Gezien de barre omstandigheden kunnen deze kampen broeinesten worden van rekrutering voor militante groepen.

Er bestaat een grote kans dat dit zal gebeuren, aangezien de situatie van de soennieten vóór 2014 niet rooskleurig was en Daesh erin geslaagd is hiervan misbruik te maken. In 2022 zijn de soennieten er nog veel slechter aan toe dan in 2014, en er zijn veel groepen die hun wanhoop willen uitbuiten. Als Bagdad een nieuw vernietigend conflict wil voorkomen dat met er zo snel mogelijk een einde komen aan dit sektarische beleid.

De mythe van de ‘burgeroorlog’ tussen soennieten en sjiieten

Sinds de oprichting van het moderne Irak in 1921 werden de Irakezen nooit op zuiver sektarische basis geregeerd. De eerste koning die ze kozen, Faisal I, was een soenniet van het Arabische schiereiland (Saoedi-Arabië, Jemen, Oman, Qatar, Koeweit en de Verenigde Arabische Emiraten, nvdr).

Alle partijen die daarna werden opgericht, waren samengesteld uit Arabieren, Koerden, Turkmenen, Assyriërs en andere minderheden. Dat gold ook voor de ondergrondse partijen, zoals de Iraakse Communistische Partij, de Nationale Democratische Partij, de Istiqlal-partij en de Arabische Socialistische Ba’ath-partij.

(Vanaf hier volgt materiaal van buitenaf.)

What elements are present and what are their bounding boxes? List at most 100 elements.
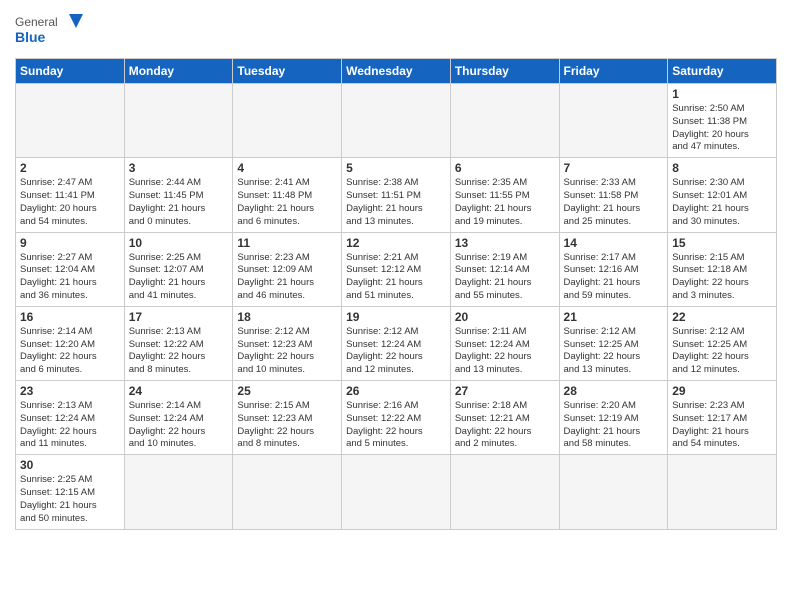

De leiders en leden van deze partijen waren soennieten, sjiieten, Koerden, christenen en zelfs joden vóór 1948. Toen de moslimbroederschap (soennitische), al-Dawa (sjiitische) en andere religieuze partijen in de jaren vijftig werden opgericht, genoten ze nooit enige steun van betekenis.

Het dominante mediadiscours beweert ten onrechte dat sektarisme en etnisch chauvinisme altijd al de basis hebben gevormd van de Iraakse samenleving. Steeds opnieuw wordt de destructieve mythe herhaald van een eeuwenoude strijd zonder oplossing, waarvoor de huidige overheersers geen verantwoordelijkheid dragen.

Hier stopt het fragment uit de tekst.